Let $D$ be a discrete valuation ring, possibly non-commutative, with uniformiser $\pi$, and let $Q=M_n(Q(D))$, where $Q(D)$ denotes the ring of quotients of $D$. Let $v$ be the extension of the $\pi$-adic filtration on $D$ to $Q$.
We will assume that $Q(D)$ has characteristic $p>0$.
Given a matrix $A\in Q$, the $p$-growth of $A$ need not be constant, i.e. it is possible that $v(A^{p^m})>p^m{v(A)}$ for some $m\in\mathbb{N}$.
We say that the $p$-growth of $A$ is eventually constant if for some $k\in\mathbb{N}$, $A^{p^k}$ has constant growth, i.e. $v(A^{p^{k+m}})=p^m{v(A^{p^k})}$ for all $m\in\mathbb{N}$.
My question is, after passing to $Q'=M_n(K)$ for some finite-dimensional extension $K$ of $Q(D)$, can we always conjugate $A$ by something invertible in $Q'$ to get a matrix with an eventually constant growth rate?

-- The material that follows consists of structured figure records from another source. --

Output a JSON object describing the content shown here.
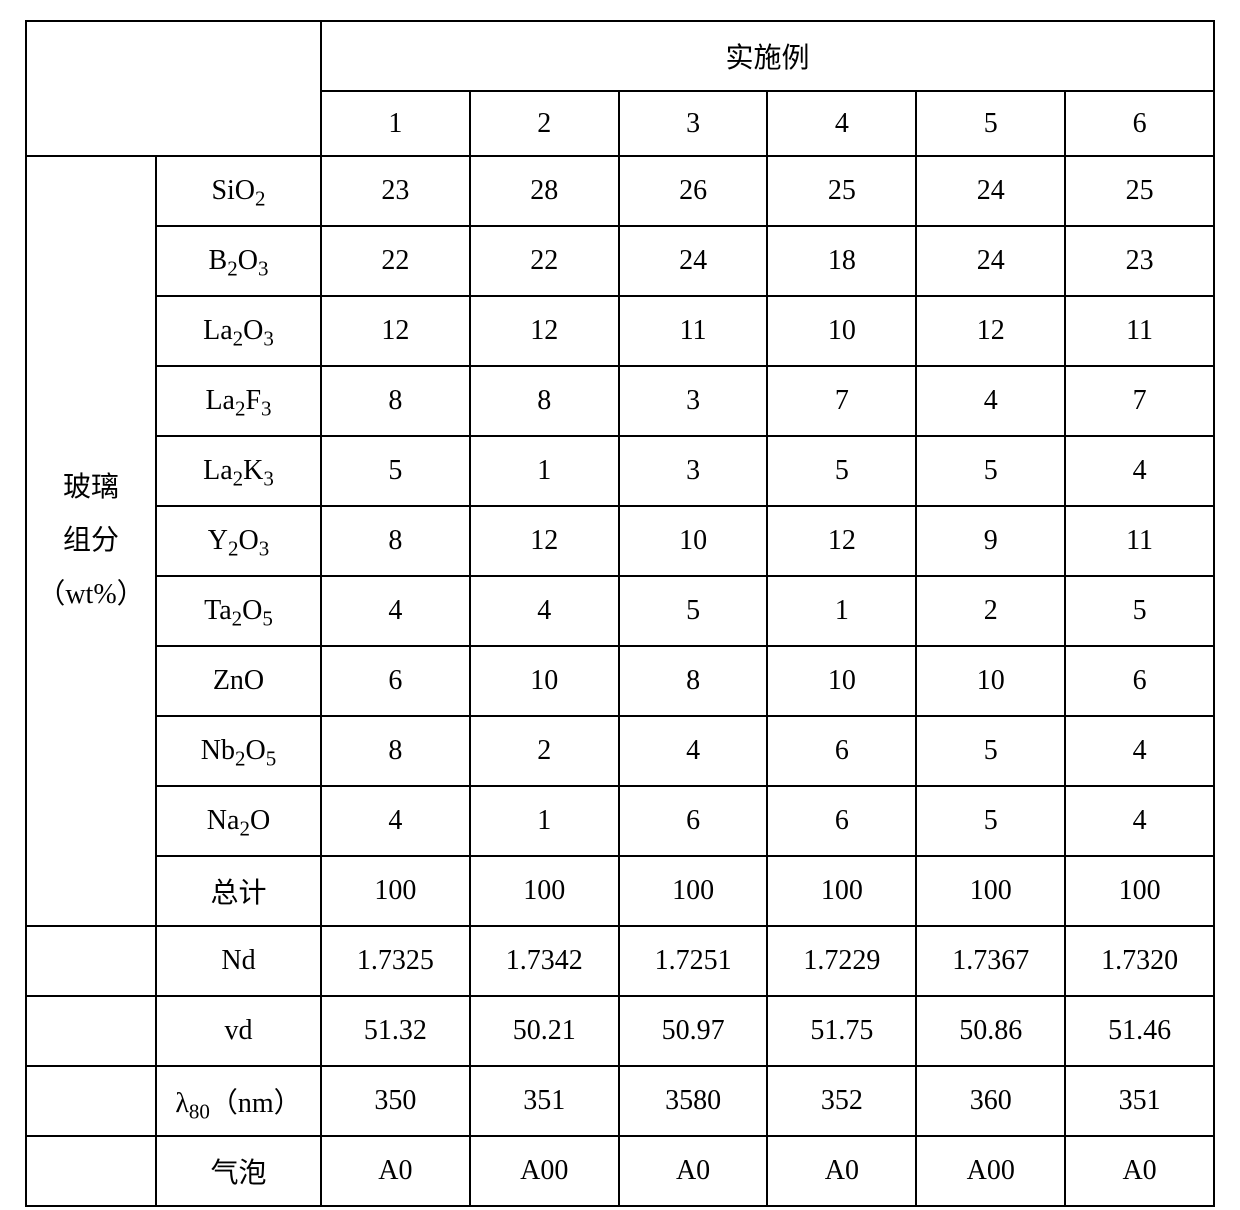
{
  "table": {
    "type": "table",
    "border_color": "#000000",
    "background_color": "#ffffff",
    "text_color": "#000000",
    "font_family": "Times New Roman, SimSun, serif",
    "base_font_size_pt": 21,
    "header": {
      "group_label": "实施例",
      "columns": [
        "1",
        "2",
        "3",
        "4",
        "5",
        "6"
      ]
    },
    "side_header": {
      "label_lines": [
        "玻璃",
        "组分",
        "（wt%）"
      ]
    },
    "component_rows": [
      {
        "label_html": "SiO<sub>2</sub>",
        "values": [
          "23",
          "28",
          "26",
          "25",
          "24",
          "25"
        ]
      },
      {
        "label_html": "B<sub>2</sub>O<sub>3</sub>",
        "values": [
          "22",
          "22",
          "24",
          "18",
          "24",
          "23"
        ]
      },
      {
        "label_html": "La<sub>2</sub>O<sub>3</sub>",
        "values": [
          "12",
          "12",
          "11",
          "10",
          "12",
          "11"
        ]
      },
      {
        "label_html": "La<sub>2</sub>F<sub>3</sub>",
        "values": [
          "8",
          "8",
          "3",
          "7",
          "4",
          "7"
        ]
      },
      {
        "label_html": "La<sub>2</sub>K<sub>3</sub>",
        "values": [
          "5",
          "1",
          "3",
          "5",
          "5",
          "4"
        ]
      },
      {
        "label_html": "Y<sub>2</sub>O<sub>3</sub>",
        "values": [
          "8",
          "12",
          "10",
          "12",
          "9",
          "11"
        ]
      },
      {
        "label_html": "Ta<sub>2</sub>O<sub>5</sub>",
        "values": [
          "4",
          "4",
          "5",
          "1",
          "2",
          "5"
        ]
      },
      {
        "label_html": "ZnO",
        "values": [
          "6",
          "10",
          "8",
          "10",
          "10",
          "6"
        ]
      },
      {
        "label_html": "Nb<sub>2</sub>O<sub>5</sub>",
        "values": [
          "8",
          "2",
          "4",
          "6",
          "5",
          "4"
        ]
      },
      {
        "label_html": "Na<sub>2</sub>O",
        "values": [
          "4",
          "1",
          "6",
          "6",
          "5",
          "4"
        ]
      },
      {
        "label_html": "总计",
        "values": [
          "100",
          "100",
          "100",
          "100",
          "100",
          "100"
        ]
      }
    ],
    "property_rows": [
      {
        "label_html": "Nd",
        "values": [
          "1.7325",
          "1.7342",
          "1.7251",
          "1.7229",
          "1.7367",
          "1.7320"
        ]
      },
      {
        "label_html": "vd",
        "values": [
          "51.32",
          "50.21",
          "50.97",
          "51.75",
          "50.86",
          "51.46"
        ]
      },
      {
        "label_html": "λ<sub>80</sub>（nm）",
        "values": [
          "350",
          "351",
          "3580",
          "352",
          "360",
          "351"
        ]
      },
      {
        "label_html": "气泡",
        "values": [
          "A0",
          "A00",
          "A0",
          "A0",
          "A00",
          "A0"
        ]
      }
    ]
  }
}
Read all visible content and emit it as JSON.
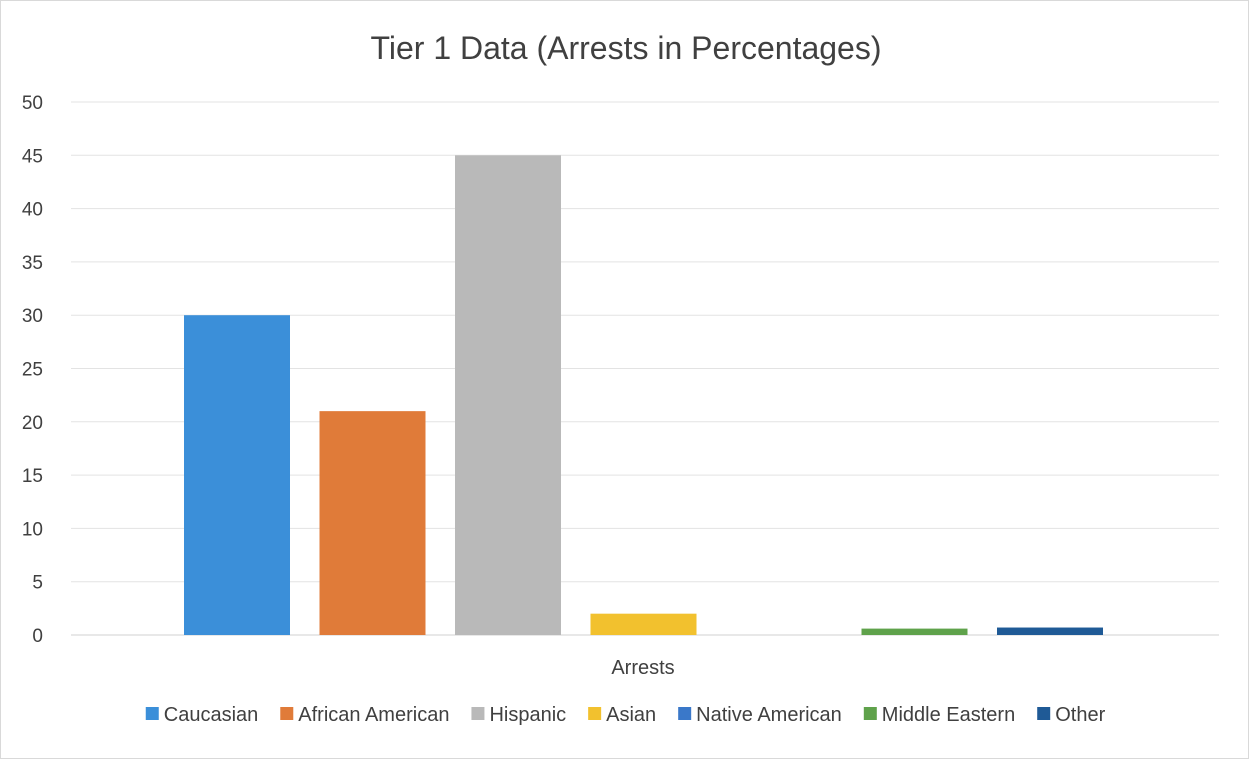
{
  "chart_data": {
    "type": "bar",
    "title": "Tier 1 Data (Arrests in Percentages)",
    "xlabel": "Arrests",
    "ylabel": "",
    "ylim": [
      0,
      50
    ],
    "yticks": [
      0,
      5,
      10,
      15,
      20,
      25,
      30,
      35,
      40,
      45,
      50
    ],
    "grid": true,
    "legend_position": "bottom",
    "categories": [
      "Arrests"
    ],
    "series": [
      {
        "name": "Caucasian",
        "values": [
          30
        ],
        "color": "#3b8fd9"
      },
      {
        "name": "African American",
        "values": [
          21
        ],
        "color": "#e07b39"
      },
      {
        "name": "Hispanic",
        "values": [
          45
        ],
        "color": "#b9b9b9"
      },
      {
        "name": "Asian",
        "values": [
          2
        ],
        "color": "#f2c12e"
      },
      {
        "name": "Native American",
        "values": [
          0
        ],
        "color": "#3a78c9"
      },
      {
        "name": "Middle Eastern",
        "values": [
          0.6
        ],
        "color": "#5fa24b"
      },
      {
        "name": "Other",
        "values": [
          0.7
        ],
        "color": "#1f5a96"
      }
    ]
  }
}
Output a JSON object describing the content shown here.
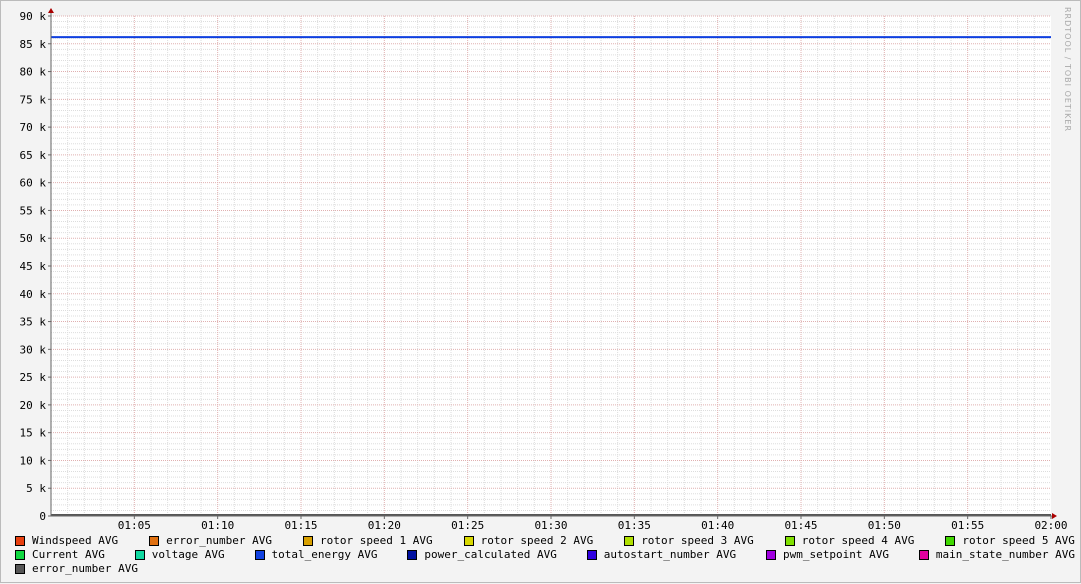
{
  "watermark": "RRDTOOL / TOBI OETIKER",
  "chart_data": {
    "type": "line",
    "title": "",
    "xlabel": "",
    "ylabel": "",
    "x_ticks": [
      "01:05",
      "01:10",
      "01:15",
      "01:20",
      "01:25",
      "01:30",
      "01:35",
      "01:40",
      "01:45",
      "01:50",
      "01:55",
      "02:00"
    ],
    "x_range": [
      "01:00",
      "02:00"
    ],
    "y_ticks": [
      "0",
      "5 k",
      "10 k",
      "15 k",
      "20 k",
      "25 k",
      "30 k",
      "35 k",
      "40 k",
      "45 k",
      "50 k",
      "55 k",
      "60 k",
      "65 k",
      "70 k",
      "75 k",
      "80 k",
      "85 k",
      "90 k"
    ],
    "ylim": [
      0,
      90000
    ],
    "grid": true,
    "legend_position": "bottom",
    "series": [
      {
        "name": "Windspeed AVG",
        "color": "#E84010",
        "values": [
          0,
          0
        ]
      },
      {
        "name": "error_number AVG",
        "color": "#E07010",
        "values": [
          0,
          0
        ]
      },
      {
        "name": "rotor speed 1 AVG",
        "color": "#D8A000",
        "values": [
          0,
          0
        ]
      },
      {
        "name": "rotor speed 2 AVG",
        "color": "#D8D800",
        "values": [
          0,
          0
        ]
      },
      {
        "name": "rotor speed 3 AVG",
        "color": "#B0E000",
        "values": [
          0,
          0
        ]
      },
      {
        "name": "rotor speed 4 AVG",
        "color": "#80E000",
        "values": [
          0,
          0
        ]
      },
      {
        "name": "rotor speed 5 AVG",
        "color": "#40D800",
        "values": [
          0,
          0
        ]
      },
      {
        "name": "Current AVG",
        "color": "#10D840",
        "values": [
          0,
          0
        ]
      },
      {
        "name": "voltage AVG",
        "color": "#10D8A0",
        "values": [
          0,
          0
        ]
      },
      {
        "name": "total_energy AVG",
        "color": "#1040E0",
        "values": [
          86200,
          86200
        ]
      },
      {
        "name": "power_calculated AVG",
        "color": "#0010A0",
        "values": [
          0,
          0
        ]
      },
      {
        "name": "autostart_number AVG",
        "color": "#3000E0",
        "values": [
          0,
          0
        ]
      },
      {
        "name": "pwm_setpoint AVG",
        "color": "#A000E0",
        "values": [
          0,
          0
        ]
      },
      {
        "name": "main_state_number AVG",
        "color": "#E000A0",
        "values": [
          0,
          0
        ]
      },
      {
        "name": "error_number AVG",
        "color": "#555555",
        "values": [
          0,
          0
        ]
      }
    ]
  }
}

This is always possible if $D$ is commutative, because after passing to a finite extension of $Q(D)$, we can put $A$ into Jordan normal form, and raising this to high $p$-th powers will yield a diagonal matrix, which has constant growth.
But the Jordan normal form does not hold in a non-commutative setting, so this approach fails. Does anyone know of an alternative method that holds in a non-commutative setting, or can anyone think of any counterexample?